Agencies narrow; Egypt protests spark flight to front end; Freddie Mac sells two-years

By Kenneth Lim

Boston, Feb. 2 - Agency spreads narrowed slightly on Wednesday as continuing unrest in Egypt pushed investors toward safer short-term assets.

Freddie Mac sold $4 billion of new two-year Reference Notes to solid demand, giving a much needed surge in activity for the market.

Bullet spreads came in by about half a basis point across the board on Wednesday, an agency trader said.

"We're still off to a slower start than the way we finished 2010, but agencies as a whole are doing very well," the trader said.

Callable issuance picked up in the morning, but then faded with the day as absolute rate levels rose.

"The market pulled back a little bit in the afternoon," the trader said. "[Federal Farm Credit Banks] auctioned off five deals today, [Federal Home Loan Banks] offered two, but with rates rising the market kind of pulled back."

Freddie Mac sells two-years

Freddie Mac saw strong demand for its $4 billion offering of new 0.75% two-year Reference Notes, the trader said.

The notes were sold at 99.758 to yield 0.864%. They priced at a spread of 21.5 bps over Treasuries.

Price talk was at a spread of 21 bps over Treasuries.

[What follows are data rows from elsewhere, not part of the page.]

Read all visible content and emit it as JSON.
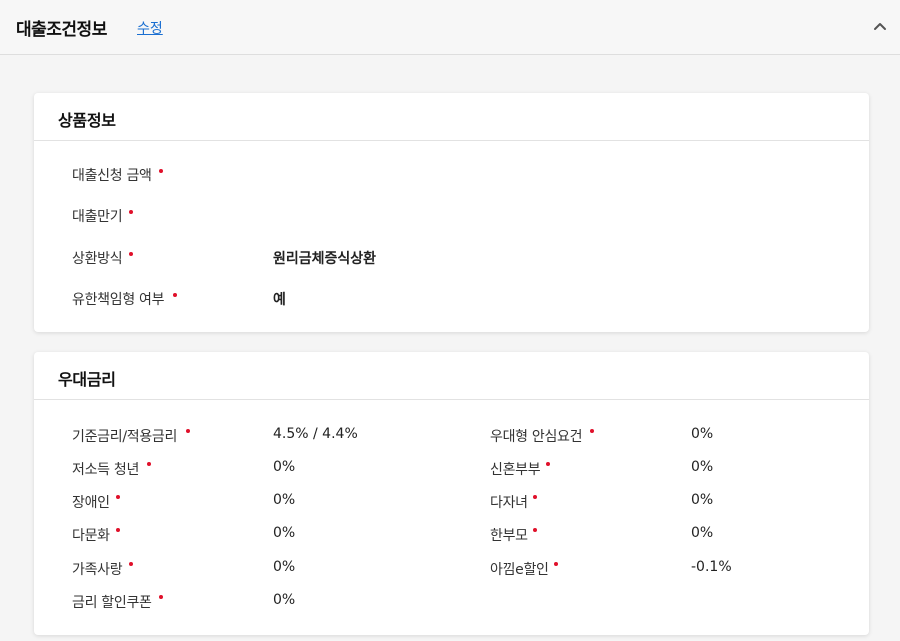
{
  "header": {
    "title": "대출조건정보",
    "edit_label": "수정",
    "collapse_icon": "chevron-up-icon"
  },
  "product": {
    "title": "상품정보",
    "rows": [
      {
        "label": "대출신청 금액",
        "value": ""
      },
      {
        "label": "대출만기",
        "value": ""
      },
      {
        "label": "상환방식",
        "value": "원리금체증식상환"
      },
      {
        "label": "유한책임형 여부",
        "value": "예"
      }
    ]
  },
  "rates": {
    "title": "우대금리",
    "left": [
      {
        "label": "기준금리/적용금리",
        "value": "4.5%  /  4.4%"
      },
      {
        "label": "저소득 청년",
        "value": "0%"
      },
      {
        "label": "장애인",
        "value": "0%"
      },
      {
        "label": "다문화",
        "value": "0%"
      },
      {
        "label": "가족사랑",
        "value": "0%"
      },
      {
        "label": "금리 할인쿠폰",
        "value": "0%"
      }
    ],
    "right": [
      {
        "label": "우대형 안심요건",
        "value": "0%"
      },
      {
        "label": "신혼부부",
        "value": "0%"
      },
      {
        "label": "다자녀",
        "value": "0%"
      },
      {
        "label": "한부모",
        "value": "0%"
      },
      {
        "label": "아낌e할인",
        "value": "-0.1%"
      }
    ]
  },
  "colors": {
    "required_dot": "#e0102a",
    "link": "#1a6fd1"
  }
}
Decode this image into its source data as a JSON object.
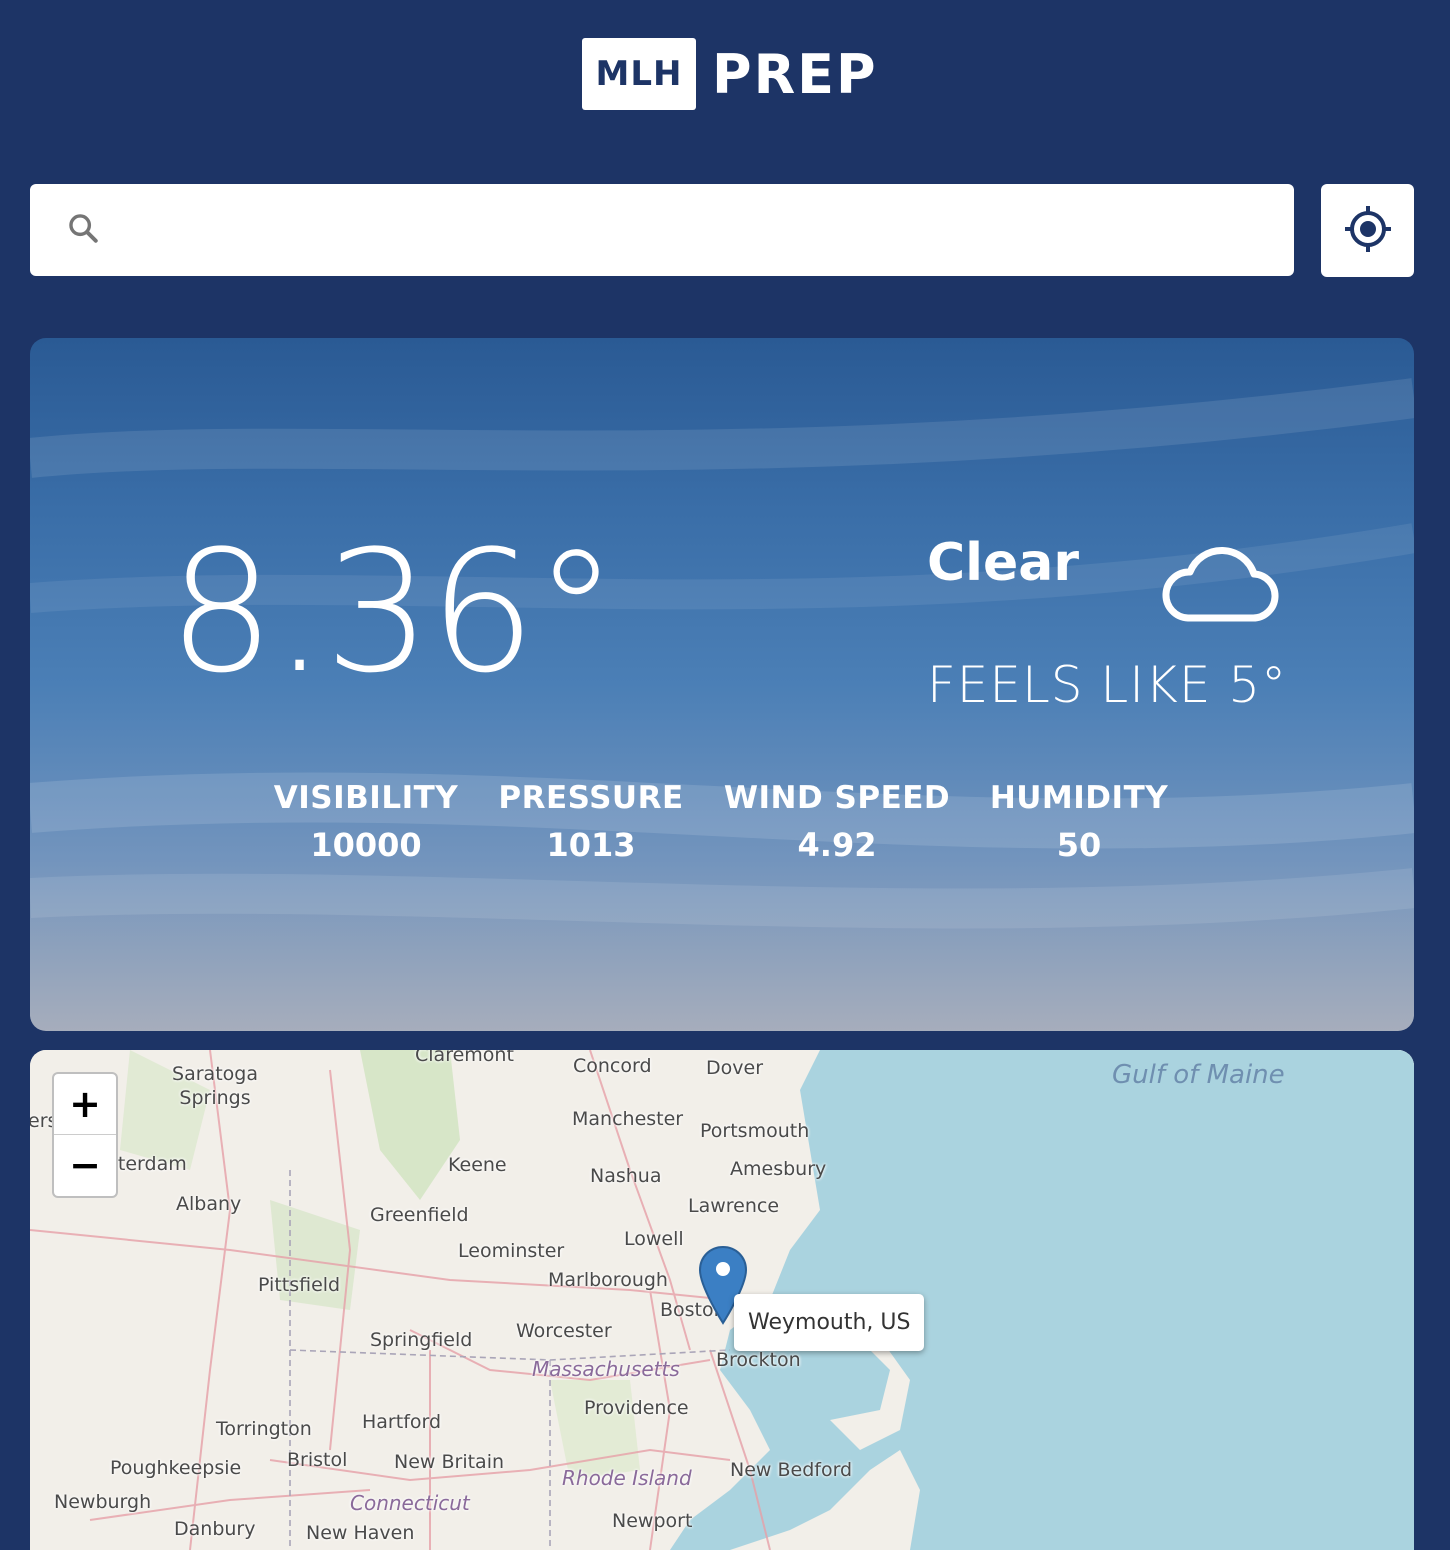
{
  "header": {
    "logo_mark": "MLH",
    "logo_text": "PREP"
  },
  "search": {
    "placeholder": "",
    "value": ""
  },
  "weather": {
    "temperature": "8.36°",
    "condition": "Clear",
    "feels_like": "FEELS LIKE 5°",
    "stats": [
      {
        "label": "VISIBILITY",
        "value": "10000"
      },
      {
        "label": "PRESSURE",
        "value": "1013"
      },
      {
        "label": "WIND SPEED",
        "value": "4.92"
      },
      {
        "label": "HUMIDITY",
        "value": "50"
      }
    ]
  },
  "map": {
    "zoom_in": "+",
    "zoom_out": "−",
    "popup": "Weymouth, US",
    "sea_label": "Gulf of Maine",
    "cities": [
      "Saratoga Springs",
      "Claremont",
      "Concord",
      "Dover",
      "Manchester",
      "Portsmouth",
      "Amesbury",
      "Nashua",
      "Keene",
      "Lawrence",
      "Albany",
      "Greenfield",
      "Lowell",
      "Leominster",
      "Marlborough",
      "Boston",
      "Pittsfield",
      "Springfield",
      "Worcester",
      "Brockton",
      "Providence",
      "Torrington",
      "Hartford",
      "Poughkeepsie",
      "Bristol",
      "New Britain",
      "New Bedford",
      "Newburgh",
      "Danbury",
      "New Haven",
      "Newport"
    ],
    "states": [
      "Massachusetts",
      "Rhode Island",
      "Connecticut"
    ],
    "partial_labels": [
      "ers",
      "sterdam"
    ]
  },
  "colors": {
    "background": "#1d3466",
    "sea": "#aad3df",
    "land": "#f2efe9"
  }
}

UBS Investment Bank, Deutsche Bank Securities Inc. and Goldman Sachs & Co. were the lead managers.

"The new deal went very, very well," the trader said. "Anything and everything in the front end, especially something with size like this, is doing well."

The deal was priced aggressively, but the fact that the issuer could sell $4 billion of debt at essentially the same level as price talk reflected the market's huge appetite for front-end paper, the trader said.

"It just goes to show you how much demand there was," the trader said. "I don't think the deal would have been able to price where it went if demand wasn't there."

Volumes still soft

Wednesday's market got a slight boost from investors who were concerned about ongoing unrest in Egypt, the trader said.

"With more uncertainty in the Middle East, people with cash who need to put it to work are putting it to work in the front end," the trader said.

But volumes were "definitely off," the trader added, because investors are still looking for some clarity on rates.

"People are looking for market direction right now, and there are so many overlaying layers to the market right now," the trader said. "The theme is safe. People want short bullets because they can get out of it and there's no callable aspect to it."

Investors could start to set up for Friday's employment report on Thursday, the trader said.

"I think tomorrow's going to be relatively quiet after the midmorning with people setting up for jobless claims and non-farm payrolls," the trader said.

Looking a little further, the market is also getting a little bit of nervousness ahead of the White House's expected announcement of a plan for the future of Fannie Mae and Freddie Mac. The announcement is expected by mid-February.

Republicans in the U.S. House of Representatives have also scheduled a meeting on Feb. 9 to discuss the housing agencies.

"We're starting to see a little bit more chatter about Congress having to resolve Fannie Mae and Freddie Mac...so there's a little headline risk," the trader said.